The constant evolution and change within the threat landscape causes the entire industry to constantly change the education landscape.  We need to re-engineer security education on a regular basis.

What is the Internet of Things? What does it mean? The Internet of Things is literally a thing that has access to the Internet. In this module, we will highlight the terms associated with the Internet of Things and help you understand the risk versus rewards of internet-connected devices.

Access Control is a collection of methods and components used to protect information assets.  It is used to control the confidentiality and integrity of a secure system.  It ensures that certain information is available only to those authorized, and those who are not authorized, cannot modify secure information.

Traditional business email compromise (BEC) scams involve a fraudster emailing a CFO or equivalent member of an organization, pretending to be the CEO or another high-ranking official of the company. The aim of this type of scam is to trick the recipient into carrying out a large and “urgent” wire transfers.

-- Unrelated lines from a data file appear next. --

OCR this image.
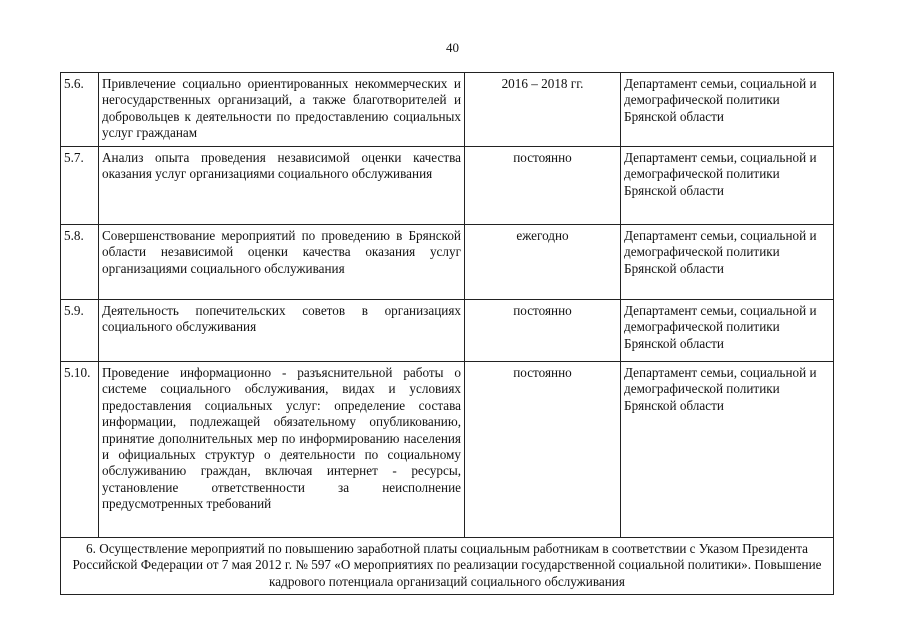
40
5.6.	Привлечение социально ориентированных некоммерческих и негосударственных организаций, а также благотворителей и добровольцев к деятельности по предоставлению социальных услуг гражданам	2016 – 2018 гг.	Департамент семьи, социальной и демографической политики Брянской области
5.7.	Анализ опыта проведения независимой оценки качества оказания услуг организациями социального обслуживания	постоянно	Департамент семьи, социальной и демографической политики Брянской области
5.8.	Совершенствование мероприятий по проведению в Брянской области независимой оценки качества оказания услуг организациями социального обслуживания	ежегодно	Департамент семьи, социальной и демографической политики Брянской области
5.9.	Деятельность попечительских советов в организациях социального обслуживания	постоянно	Департамент семьи, социальной и демографической политики Брянской области
5.10.	Проведение информационно - разъяснительной работы о системе социального обслуживания, видах и условиях предоставления социальных услуг: определение состава информации, подлежащей обязательному опубликованию, принятие дополнительных мер по информированию населения и официальных структур о деятельности по социальному обслуживанию граждан, включая интернет - ресурсы, установление ответственности за неисполнение предусмотренных требований	постоянно	Департамент семьи, социальной и демографической политики Брянской области
6. Осуществление мероприятий по повышению заработной платы социальным работникам в соответствии с Указом Президента Российской Федерации от 7 мая 2012 г. № 597 «О мероприятиях по реализации государственной социальной политики». Повышение кадрового потенциала организаций социального обслуживания			
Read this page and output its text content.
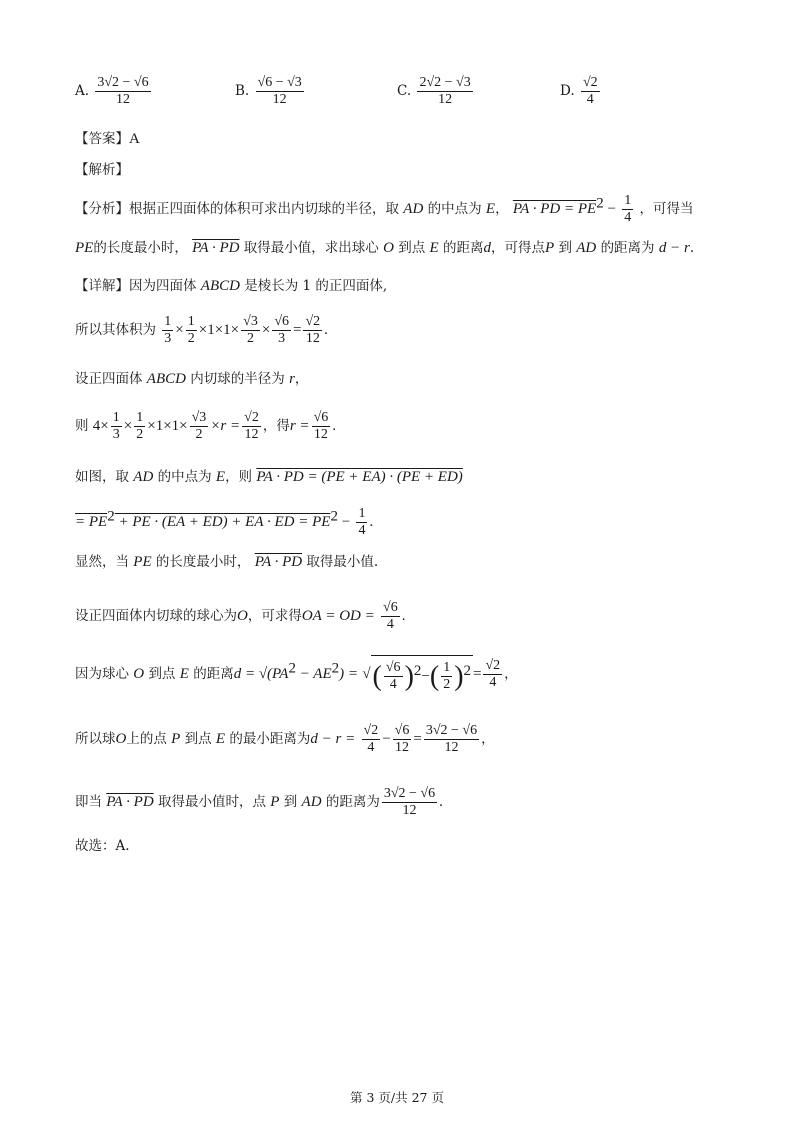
A. $\frac{3√2 - √6}{12}$	B. $\frac{√6 - √3}{12}$	C. $\frac{2√2 - √3}{12}$	D. $\frac{√2}{4}$
【答案】A
【解析】
【分析】根据正四面体的体积可求出内切球的半径，取 AD 的中点为 E， PA · PD = $PE^2 - \frac{1}{4}$ ，可得当
PE的长度最小时， PA · PD 取得最小值，求出球心 O 到点 E 的距离d，可得点P 到 AD 的距离为 d − r.
【详解】因为四面体 ABCD 是棱长为 1 的正四面体,
所以其体积为 $\frac{1}{3} \times \frac{1}{2} \times 1\times 1\times \frac{√3}{2} \times \frac{√6}{3} = \frac{√2}{12}$ .
设正四面体 ABCD 内切球的半径为 r，
则 $4\times \frac{1}{3} \times \frac{1}{2} \times 1\times 1\times \frac{√3}{2} \times r = \frac{√2}{12}$ ，得$r = \frac{√6}{12}$ .
如图，取 AD 的中点为 E，则 PA · PD = (PE + EA) · (PE + ED)
= $PE^2$ + PE · (EA + ED) + EA · ED = $PE^2 - \frac{1}{4}$ .
显然，当 PE 的长度最小时， PA · PD 取得最小值.
设正四面体内切球的球心为O，可求得OA = OD = $\frac{√6}{4}$ .
因为球心 O 到点 E 的距离$d = √(PA^2 - AE^2)$ = √( $\frac{√6}{4} )^2-( \frac{1}{2} )^2 = \frac{√2}{4}$ ，
所以球O上的点 P 到点 E 的最小距离为$d - r = \frac{√2}{4} - \frac{√6}{12} = \frac{3√2 - √6}{12}$ ，
即当 PA · PD 取得最小值时，点 P 到 AD 的距离为 $\frac{3√2 - √6}{12}$ .
故选：A.
第 3 页/共 27 页
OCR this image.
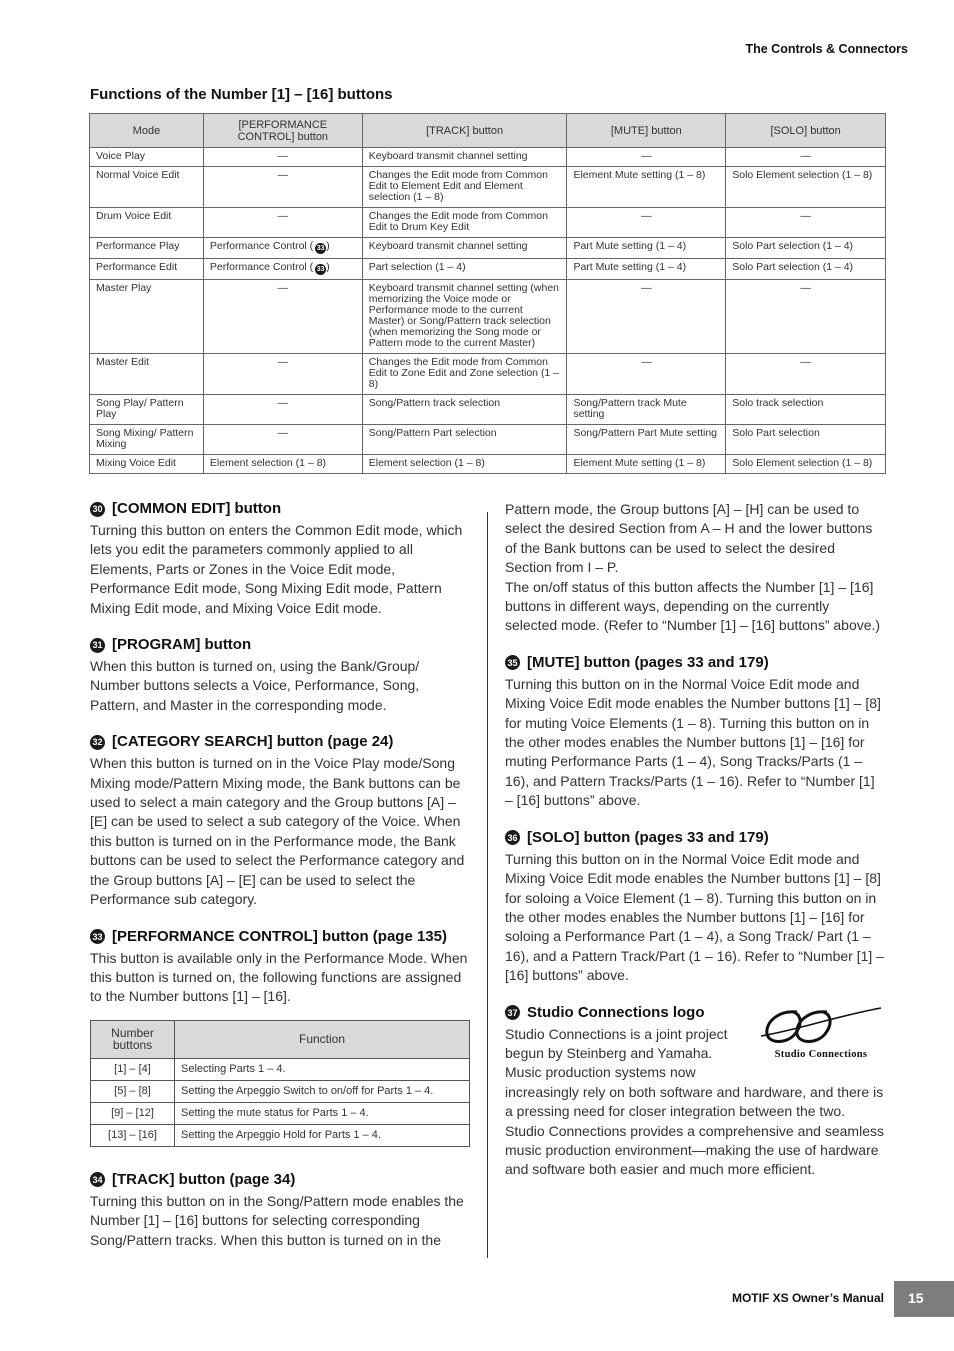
The Controls & Connectors
Functions of the Number [1] – [16] buttons
Mode	[PERFORMANCE CONTROL] button	[TRACK] button	[MUTE] button	[SOLO] button
Voice Play	—	Keyboard transmit channel setting	—	—
Normal Voice Edit	—	Changes the Edit mode from Common Edit to Element Edit and Element selection (1 – 8)	Element Mute setting (1 – 8)	Solo Element selection (1 – 8)
Drum Voice Edit	—	Changes the Edit mode from Common Edit to Drum Key Edit	—	—
Performance Play	Performance Control ( 33 )	Keyboard transmit channel setting	Part Mute setting (1 – 4)	Solo Part selection (1 – 4)
Performance Edit	Performance Control ( 33 )	Part selection (1 – 4)	Part Mute setting (1 – 4)	Solo Part selection (1 – 4)
Master Play	—	Keyboard transmit channel setting (when memorizing the Voice mode or Performance mode to the current Master) or Song/Pattern track selection (when memorizing the Song mode or Pattern mode to the current Master)	—	—
Master Edit	—	Changes the Edit mode from Common Edit to Zone Edit and Zone selection (1 – 8)	—	—
Song Play/ Pattern Play	—	Song/Pattern track selection	Song/Pattern track Mute setting	Solo track selection
Song Mixing/ Pattern Mixing	—	Song/Pattern Part selection	Song/Pattern Part Mute setting	Solo Part selection
Mixing Voice Edit	Element selection (1 – 8)	Element selection (1 – 8)	Element Mute setting (1 – 8)	Solo Element selection (1 – 8)
30 [COMMON EDIT] button

Turning this button on enters the Common Edit mode, which lets you edit the parameters commonly applied to all Elements, Parts or Zones in the Voice Edit mode, Performance Edit mode, Song Mixing Edit mode, Pattern Mixing Edit mode, and Mixing Voice Edit mode.

31 [PROGRAM] button

When this button is turned on, using the Bank/Group/ Number buttons selects a Voice, Performance, Song, Pattern, and Master in the corresponding mode.

32 [CATEGORY SEARCH] button (page 24)

When this button is turned on in the Voice Play mode/Song Mixing mode/Pattern Mixing mode, the Bank buttons can be used to select a main category and the Group buttons [A] – [E] can be used to select a sub category of the Voice. When this button is turned on in the Performance mode, the Bank buttons can be used to select the Performance category and the Group buttons [A] – [E] can be used to select the Performance sub category.

33 [PERFORMANCE CONTROL] button (page 135)

This button is available only in the Performance Mode. When this button is turned on, the following functions are assigned to the Number buttons [1] – [16].

Number buttons	Function
[1] – [4]	Selecting Parts 1 – 4.
[5] – [8]	Setting the Arpeggio Switch to on/off for Parts 1 – 4.
[9] – [12]	Setting the mute status for Parts 1 – 4.
[13] – [16]	Setting the Arpeggio Hold for Parts 1 – 4.
34 [TRACK] button (page 34)

Turning this button on in the Song/Pattern mode enables the Number [1] – [16] buttons for selecting corresponding Song/Pattern tracks. When this button is turned on in the

Pattern mode, the Group buttons [A] – [H] can be used to select the desired Section from A – H and the lower buttons of the Bank buttons can be used to select the desired Section from I – P.

The on/off status of this button affects the Number [1] – [16] buttons in different ways, depending on the currently selected mode. (Refer to “Number [1] – [16] buttons” above.)

35 [MUTE] button (pages 33 and 179)

Turning this button on in the Normal Voice Edit mode and Mixing Voice Edit mode enables the Number buttons [1] – [8] for muting Voice Elements (1 – 8). Turning this button on in the other modes enables the Number buttons [1] – [16] for muting Performance Parts (1 – 4), Song Tracks/Parts (1 – 16), and Pattern Tracks/Parts (1 – 16). Refer to “Number [1] – [16] buttons” above.

36 [SOLO] button (pages 33 and 179)

Turning this button on in the Normal Voice Edit mode and Mixing Voice Edit mode enables the Number buttons [1] – [8] for soloing a Voice Element (1 – 8). Turning this button on in the other modes enables the Number buttons [1] – [16] for soloing a Performance Part (1 – 4), a Song Track/ Part (1 – 16), and a Pattern Track/Part (1 – 16). Refer to “Number [1] – [16] buttons” above.

Studio Connections
37 Studio Connections logo

Studio Connections is a joint project begun by Steinberg and Yamaha. Music production systems now increasingly rely on both software and hardware, and there is a pressing need for closer integration between the two. Studio Connections provides a comprehensive and seamless music production environment—making the use of hardware and software both easier and much more efficient.

MOTIF XS Owner’s Manual	15
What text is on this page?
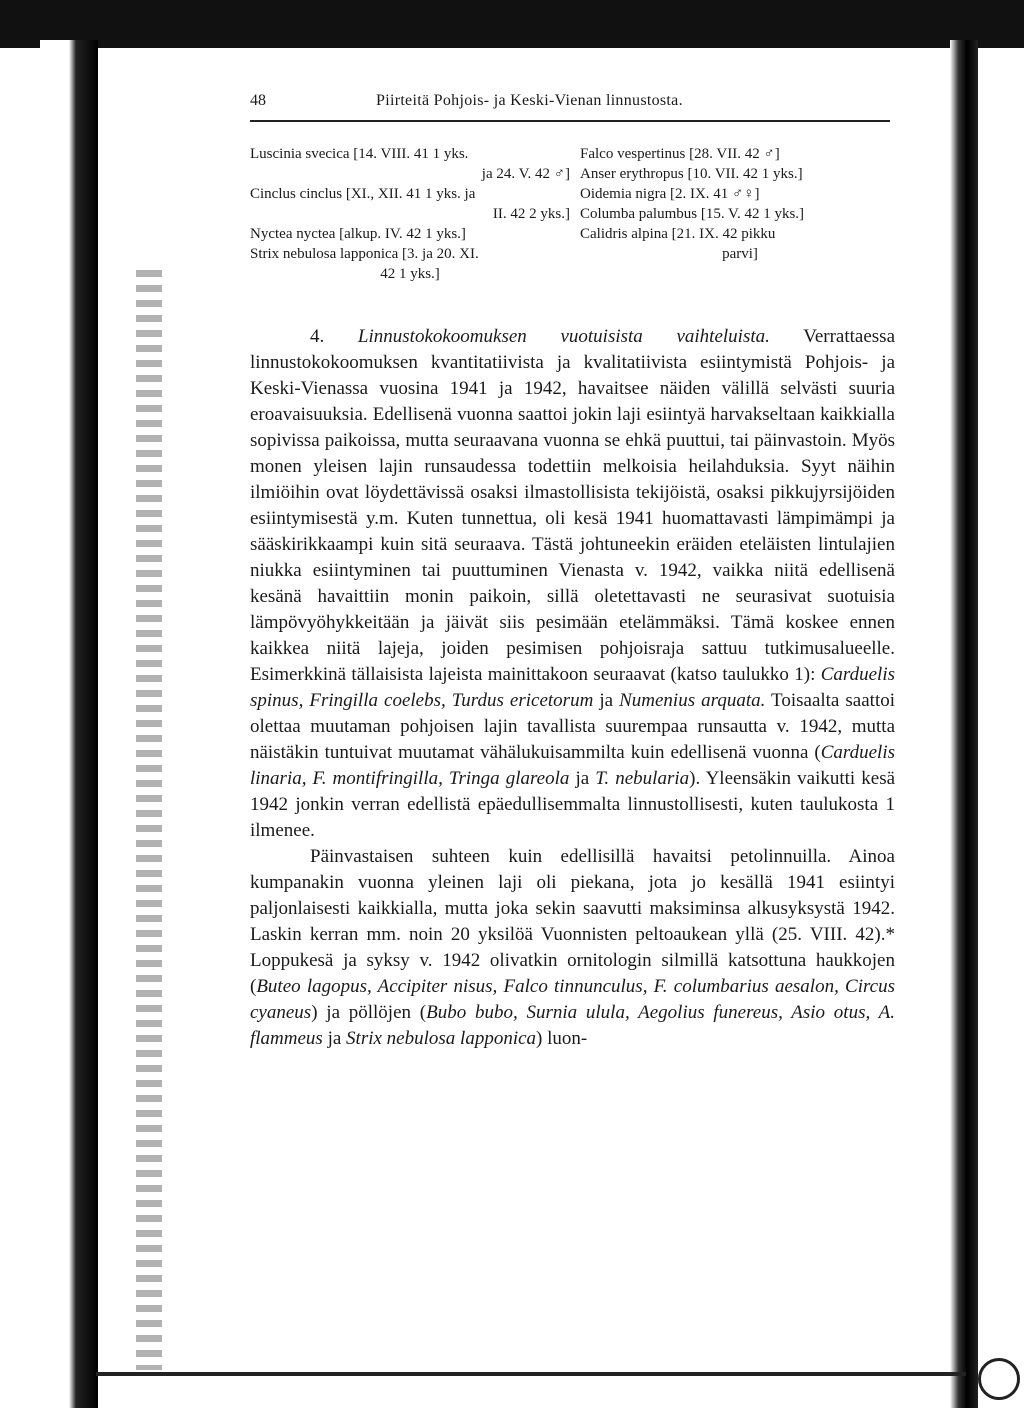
48	Piirteitä Pohjois- ja Keski-Vienan linnustosta.
Luscinia svecica [14. VIII. 41 1 yks.
ja 24. V. 42 ♂]
Cinclus cinclus [XI., XII. 41 1 yks. ja
II. 42 2 yks.]
Nyctea nyctea [alkup. IV. 42 1 yks.]
Strix nebulosa lapponica [3. ja 20. XI.
42 1 yks.]
Falco vespertinus [28. VII. 42 ♂]
Anser erythropus [10. VII. 42 1 yks.]
Oidemia nigra [2. IX. 41 ♂♀]
Columba palumbus [15. V. 42 1 yks.]
Calidris alpina [21. IX. 42 pikku
parvi]

4. Linnustokokoomuksen vuotuisista vaihteluista. Verrattaessa linnustokokoomuksen kvantitatiivista ja kvalitatiivista esiintymistä Pohjois- ja Keski-Vienassa vuosina 1941 ja 1942, havaitsee näiden välillä selvästi suuria eroavaisuuksia. Edellisenä vuonna saattoi jokin laji esiintyä harvakseltaan kaikkialla sopivissa paikoissa, mutta seuraavana vuonna se ehkä puuttui, tai päinvastoin. Myös monen yleisen lajin runsaudessa todettiin melkoisia heilahduksia. Syyt näihin ilmiöihin ovat löydettävissä osaksi ilmastollisista tekijöistä, osaksi pikkujyrsijöiden esiintymisestä y.m. Kuten tunnettua, oli kesä 1941 huomattavasti lämpimämpi ja sääskirikkaampi kuin sitä seuraava. Tästä johtuneekin eräiden eteläisten lintulajien niukka esiintyminen tai puuttuminen Vienasta v. 1942, vaikka niitä edellisenä kesänä havaittiin monin paikoin, sillä oletettavasti ne seurasivat suotuisia lämpövyöhykkeitään ja jäivät siis pesimään etelämmäksi. Tämä koskee ennen kaikkea niitä lajeja, joiden pesimisen pohjoisraja sattuu tutkimusalueelle. Esimerkkinä tällaisista lajeista mainittakoon seuraavat (katso taulukko 1): Carduelis spinus, Fringilla coelebs, Turdus ericetorum ja Numenius arquata. Toisaalta saattoi olettaa muutaman pohjoisen lajin tavallista suurempaa runsautta v. 1942, mutta näistäkin tuntuivat muutamat vähälukuisammilta kuin edellisenä vuonna (Carduelis linaria, F. montifringilla, Tringa glareola ja T. nebularia). Yleensäkin vaikutti kesä 1942 jonkin verran edellistä epäedullisemmalta linnustollisesti, kuten taulukosta 1 ilmenee.

Päinvastaisen suhteen kuin edellisillä havaitsi petolinnuilla. Ainoa kumpanakin vuonna yleinen laji oli piekana, jota jo kesällä 1941 esiintyi paljonlaisesti kaikkialla, mutta joka sekin saavutti maksiminsa alkusyksystä 1942. Laskin kerran mm. noin 20 yksilöä Vuonnisten peltoaukean yllä (25. VIII. 42).* Loppukesä ja syksy v. 1942 olivatkin ornitologin silmillä katsottuna haukkojen (Buteo lagopus, Accipiter nisus, Falco tinnunculus, F. columbarius aesalon, Circus cyaneus) ja pöllöjen (Bubo bubo, Surnia ulula, Aegolius funereus, Asio otus, A. flammeus ja Strix nebulosa lapponica) luon-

Technology is everywhere in our world. When we think about protection, we know that technology provides countless tools and solutions like anti-virus, firewalls and SPAM filters. There’s an attack that technology is unable to protect, however. It is the attack on people and it’s called Social Engineering.

While systems are designed to prevent issues from happening, no security control system is 100% effective against attacks.  When this happens, a fast and well-practiced response is what allows an organization to limit losses from an incident.  The most important factor in quickly responding to successful attacks is to have a well-prepared Computer Security Incident Response Team (CSIRT)

HIPPA governs the privacy of an individual's medical records. Training in HIPAA is mandatory for any employee that has access to patient data.  All employees of an organization charged with maintaining HIPPA compliance need to know how to protect this data, and you can be held accountable for those records. This module does just that.  It explains what, how, and why behind HIPAA.

PCI is an information security standard which was developed to increase and protect cardholder data during and after a financial transaction.  It provides a global standard of technical and operational requirements, which ultimately results in a much more protected and happier consumer.  This module is a high level explanation of what PCIis, and how every employee is affected by it.